Nel caso di specie, un uomo, si appostava dietro ad un albero, al fine di fotografare i dipendenti al momento dell’entrate e dell’uscita per accertarsi che non venissero rubati dei beni di proprietà della moglie che erano custoditi al suo interno. Gli stessi, accortisi della presenza dell’uomo, hanno chiamato i carabinieri e successivamente hanno presentato formale denuncia.
Secondo la Suprema Corte, la condotta di cui all’articolo 660 del Codice Penale si configura anche con una sola azione di disturbo o molestia, non essendo necessario il parametro dell’abitualità per il configurarsi del reato. La fattispecie in oggetto punisce qualsiasi condotta che possa arrecare disturbo, fastidio o anche solo importuni la persona attraverso delle interferenze nell’altrui vita privata.

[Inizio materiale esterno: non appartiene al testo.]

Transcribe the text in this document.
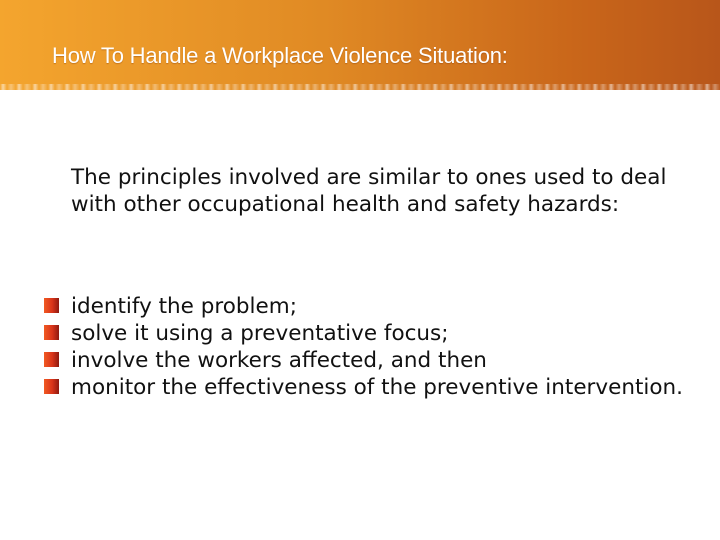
How To Handle a Workplace Violence Situation:

The principles involved are similar to ones used to deal with other occupational health and safety hazards:

identify the problem;
solve it using a preventative focus;
involve the workers affected, and then
monitor the effectiveness of the preventive intervention.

Difatti le testimonianze degli addetti, ma anche dei Carabinieri, hanno confermato che le azioni dell’uomo "alteravano le normali condizioni di tranquillità alle quali avevano diritto nello svolgimento del proprio lavoro [i dipendenti], attraverso una azione impertinente, indiscreta, invadente, senz'altro riconducibile nella nozione di petulanza".
Per i Giudici, l’occasionalità della condotta e la presunta tutela di un asserito diritto violato dai dipendenti, non hanno alcuna rilevanza ai fini di una giustificabilità della condotta posta in essere dall’uomo.